President Harding Opens the Alaska Railroad

Oh, absolutely, and digitally enhanced as well. And a great job they did of it!

If I remember correctly Kodachrome color movie film wouldn’t come along until the late 1930s, and even then it was expensive. Newsreel cameras would use black-and-white film right up to the time when the movie newsreel concept died in the 1960’s.

I’ve been wondering–why is it that “GP” in the military become “Jeep” while on the railroads it became “Geep”? As Andy Rooney used to say, “Why is that?”

Please note that I am strictly guessing here - perhaps it’s because the “jeep” term came about in and around WWII, while the “Geep” didn’t come into existance until after the war.

Seems like I’ve seen it suggested that the Jeep (vehicle) may have taken it’s name from the animal in the Popeye cartoons. Or not.

Sec. of Commerce Herbert Hoover appears briefly near the VIP train. Hoover is not seen getting into the Dodge with Harding.

Would you rather have ridden in the Dodge, or on the VIP train.

Tough choice. For the experience, the Dodge. For rubbing elbows with the high and mighty, on the train…

Something I remember from my early childhood was a mention in Trains that the use of ‘Geep’ was to distinguish the locomotive from the Army car.

Something that DID come from the Popeye strip was the nickname for the CB&Q streamlined S-4 Hudson. A couple of these rather ponderous things were given even more ponderous stainless-steel shrouding, complete with a nameplate reading ÆOLUS (the Greek keeper of the winds – note the plaque on the nose of 4001) - both of 'em confusingly given that name. It was not long before roundhouse wags trying to pronounce this figured out it was the name of the Queen of the Goons in Thimble Theatre. And so, to go with the ATSF’s Mae West, we got Big Alice the Goon.

No question though, the girl could run. Note the Boxpok drivers, lightweight Timken rods … and those are 14" long-travel valves.

Given Harding’s soiled/sordid reputation [prostitutes entering and leaving by the backstairs in the WH and rampant corruption scadals brewing] it’s understandable that an upstanding guy like Hoover might distance himself.

OTOH, Harding was making noises about going after lynching and also helped push through the first arms limitation treaty.

Garsh! You make him sound like a bad enough guy that his wife might try to have him bumped off or something. [:-,]

Warren Harding’s train ride returning from Alaska would be his last.

http://intelligentcollector.com/blog/president-hardings-funeral-train-transfixed-the-world/

https://www.youtube.com/watch?v=j9wXV74qFD8&t=20s

She did order him to come out of a closet once when she knew he had a housemaid in with him (according to a tale). I do not know what she did after he came out.
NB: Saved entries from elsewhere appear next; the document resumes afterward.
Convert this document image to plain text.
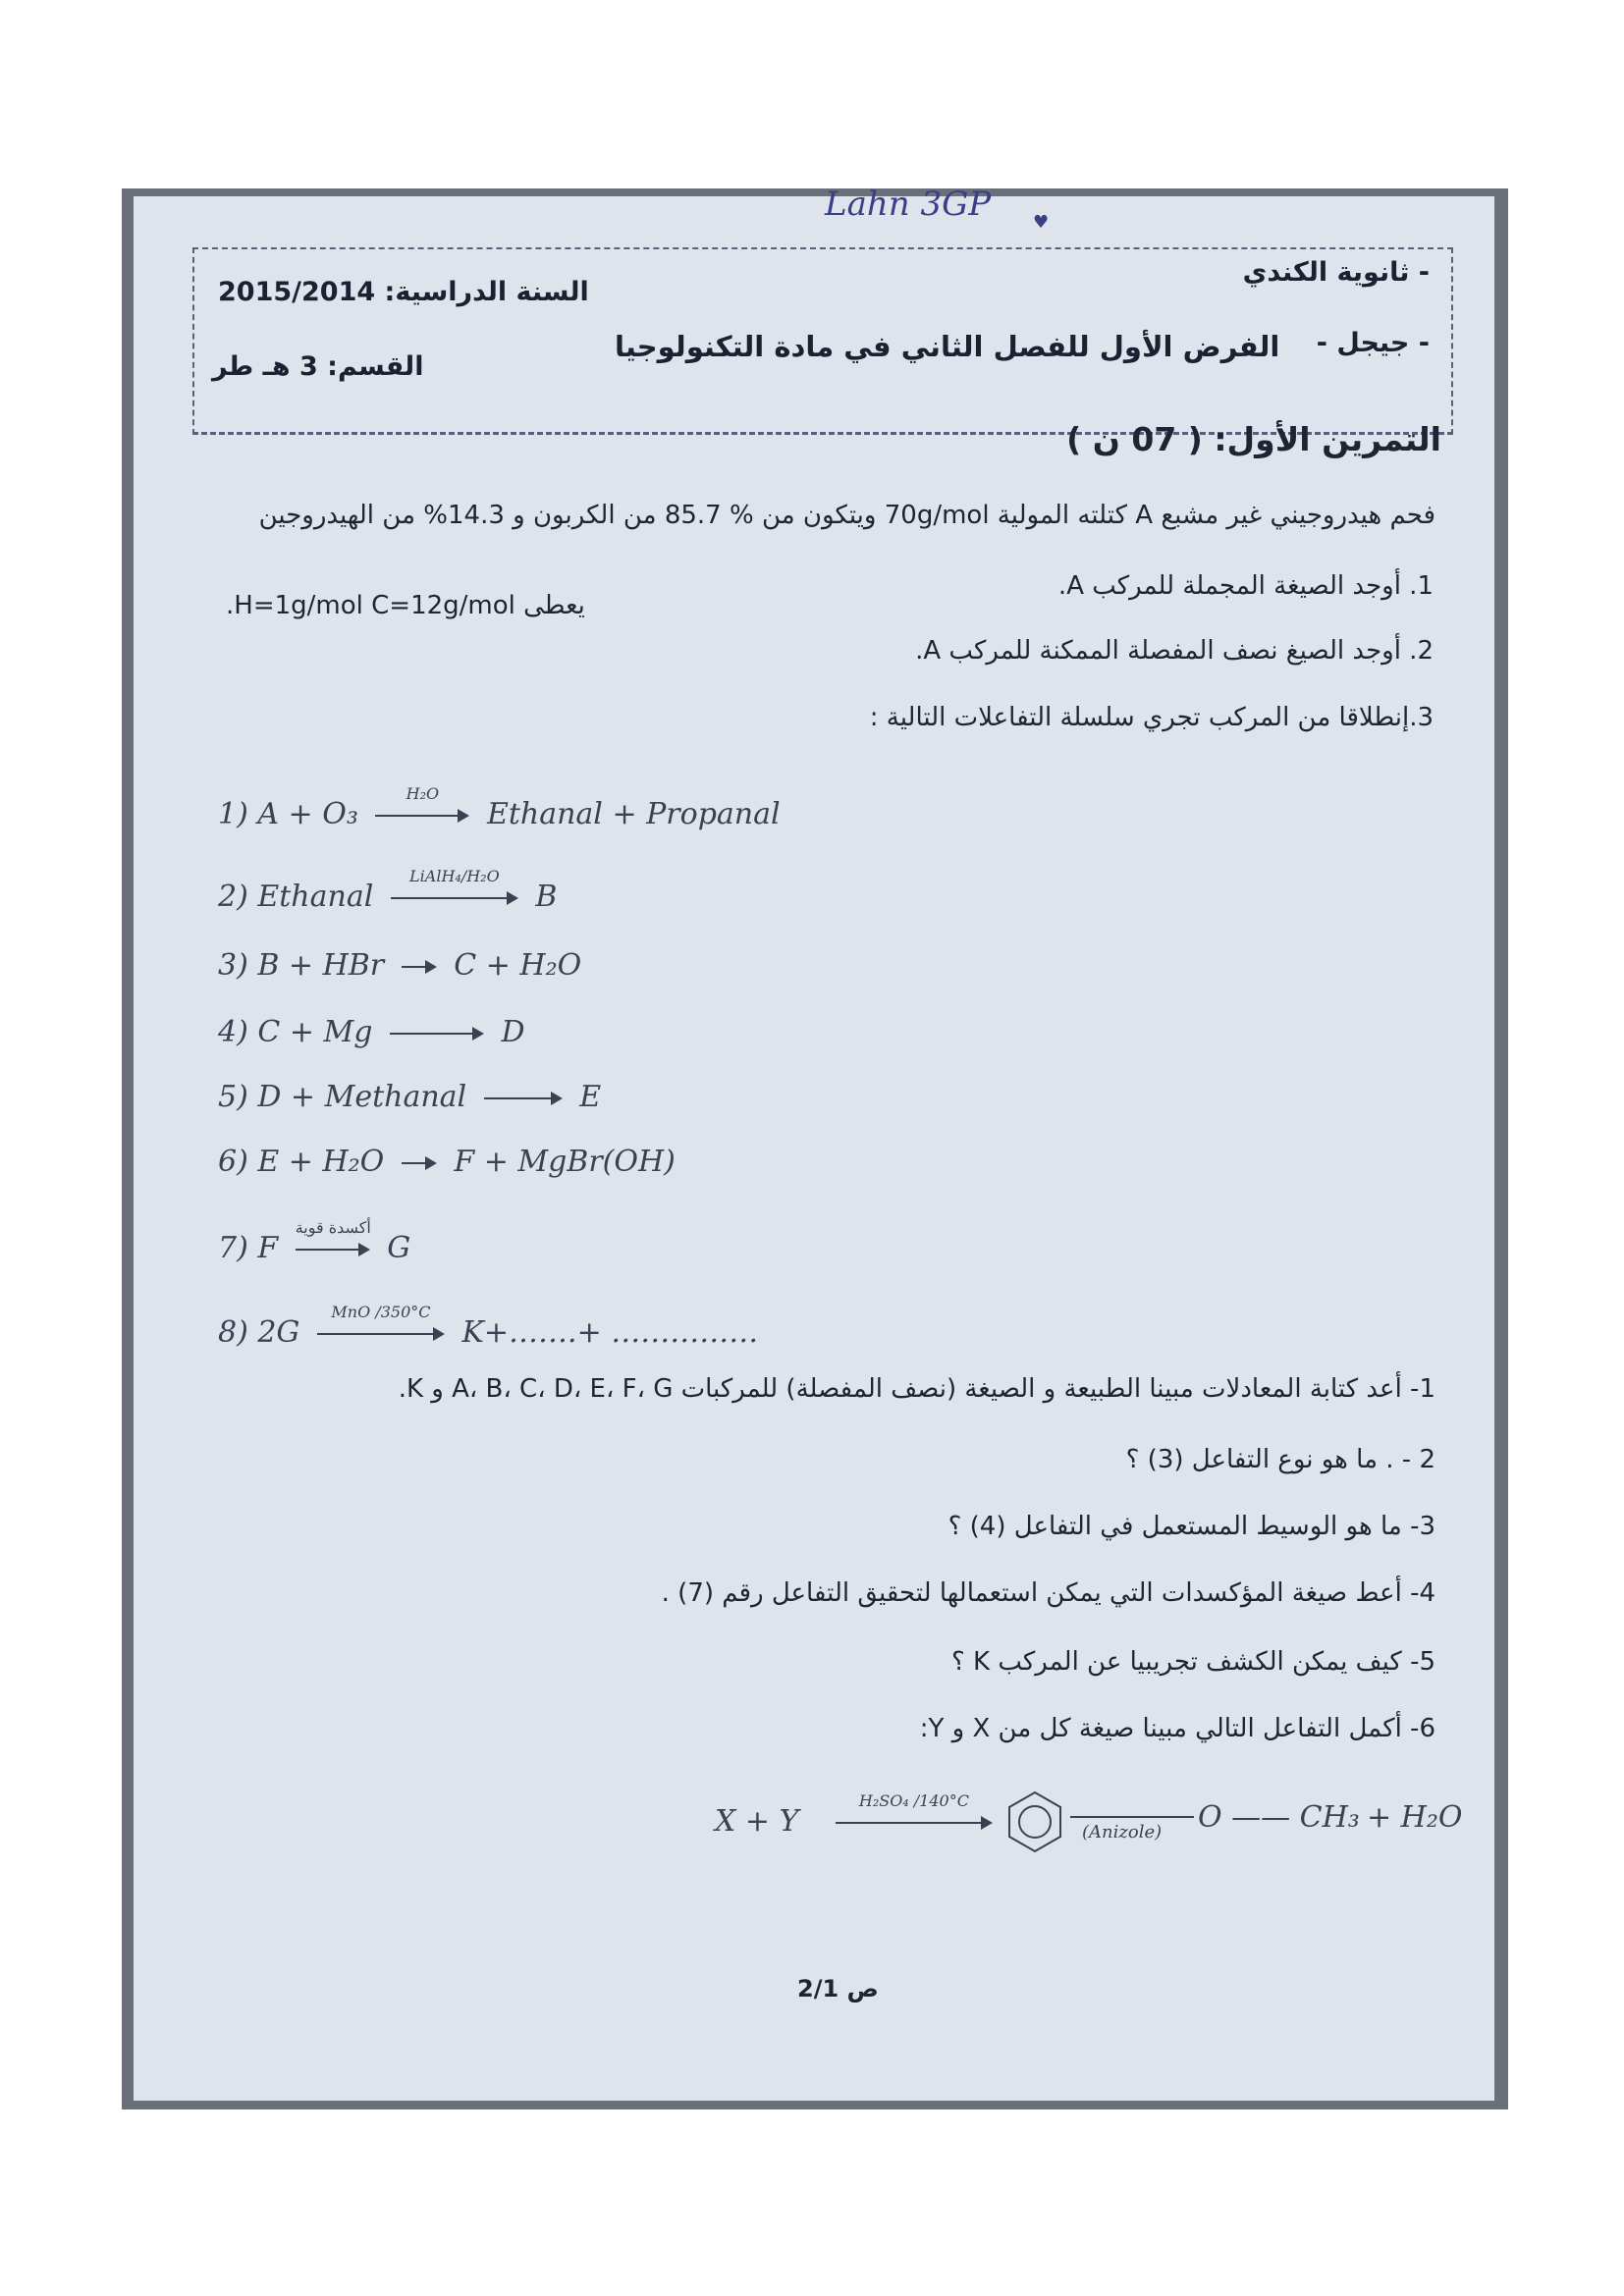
Lahn 3GP ♥
- ثانوية الكندي
- جيجل -
السنة الدراسية: 2015/2014
الفرض الأول للفصل الثاني في مادة التكنولوجيا
القسم: 3 هـ طر
التمرين الأول: ( 07 ن )
فحم هيدروجيني غير مشبع A كتلته المولية 70g/mol ويتكون من % 85.7 من الكربون و 14.3% من الهيدروجين
1. أوجد الصيغة المجملة للمركب A.
.H=1g/mol C=12g/mol يعطى
2. أوجد الصيغ نصف المفصلة الممكنة للمركب A.
3.إنطلاقا من المركب تجري سلسلة التفاعلات التالية :
1) A + O₃
H₂O
Ethanal + Propanal
2) Ethanal
LiAlH₄/H₂O
B
3) B + HBr C + H₂O
4) C + Mg	D
5) D + Methanal	E
6) E + H₂O F + MgBr(OH)
7) F
أكسدة قوية
G
8) 2G
MnO /350°C
K+…….+ ……………
1- أعد كتابة المعادلات مبينا الطبيعة و الصيغة (نصف المفصلة) للمركبات A، B، C، D، E، F، G و K.
2 - . ما هو نوع التفاعل (3) ؟
3- ما هو الوسيط المستعمل في التفاعل (4) ؟
4- أعط صيغة المؤكسدات التي يمكن استعمالها لتحقيق التفاعل رقم (7) .
5- كيف يمكن الكشف تجريبيا عن المركب K ؟
6- أكمل التفاعل التالي مبينا صيغة كل من X و Y:
X + Y
H₂SO₄ /140°C
(Anizole) O —— CH₃ + H₂O
ص 2/1
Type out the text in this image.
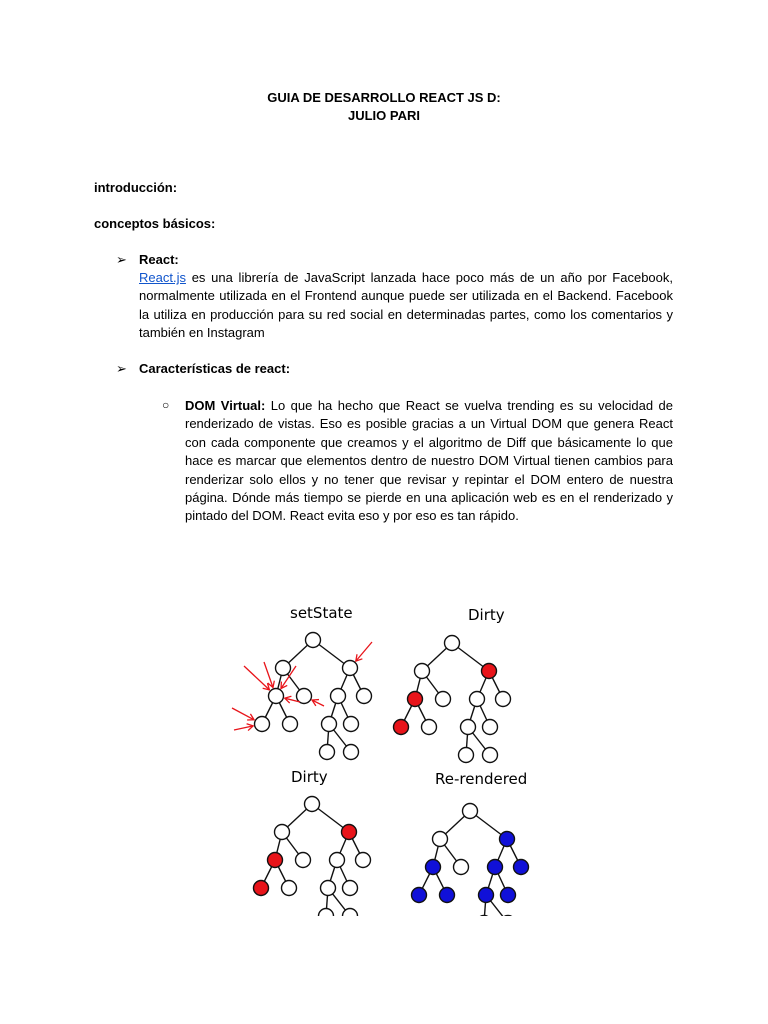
GUIA DE DESARROLLO REACT JS D:
JULIO PARI
introducción:
conceptos básicos:
➢ React:
React.js es una librería de JavaScript lanzada hace poco más de un año por Facebook, normalmente utilizada en el Frontend aunque puede ser utilizada en el Backend. Facebook la utiliza en producción para su red social en determinadas partes, como los comentarios y también en Instagram
➢ Características de react:
○ DOM Virtual: Lo que ha hecho que React se vuelva trending es su velocidad de renderizado de vistas. Eso es posible gracias a un Virtual DOM que genera React con cada componente que creamos y el algoritmo de Diff que básicamente lo que hace es marcar que elementos dentro de nuestro DOM Virtual tienen cambios para renderizar solo ellos y no tener que revisar y repintar el DOM entero de nuestra página. Dónde más tiempo se pierde en una aplicación web es en el renderizado y pintado del DOM. React evita eso y por eso es tan rápido.
setState	Dirty
Dirty	Re-rendered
A different type of closeted male!!

“I have no trouble with my enemies. I can take care of my enemies in a fight. But my friends, my goddamned friends, they’re the ones who keep me walking the floor at nights! ”

― Warren G. Harding

https://www.goodreads.com/quotes/35912-i-have-no-trouble-with-my-enemies-i-can-take

“There was no reasonable suggestion that Harding either knew about this affair or profited from it. His failure was not greed, but rather making some poor choices for cabinet positions and failing to monitor them. The Teapot Dome Scandal was lasting blot on the record of his administration.”

https://www.u-s-history.com/pages/h1377.html

“It would be folly to ignore that we live in a motor age. The motor car reflects our standard of living and gauges the speed of our present-day life. It long ago ran down Simple Living, and never halted to inquire about the prostrate figure which fell as its victim. With full recognition of motor-car transportation we must turn it to the most practical use. It can not supersede the railway lines, no matter how generously we afford it highways out of the Public Treasury. If freight traffic by motor were charged with its proper and proportionate share of highway construction, we should find much of it wasteful and more costly than like service by rail. Yet we have paralleled the railways, a most natural line of construction, and thereby taken away from the agency of expected service much of its profitable traffic, which the taxpayers have been providing the highways, whose cost of maintenance is not yet realized.”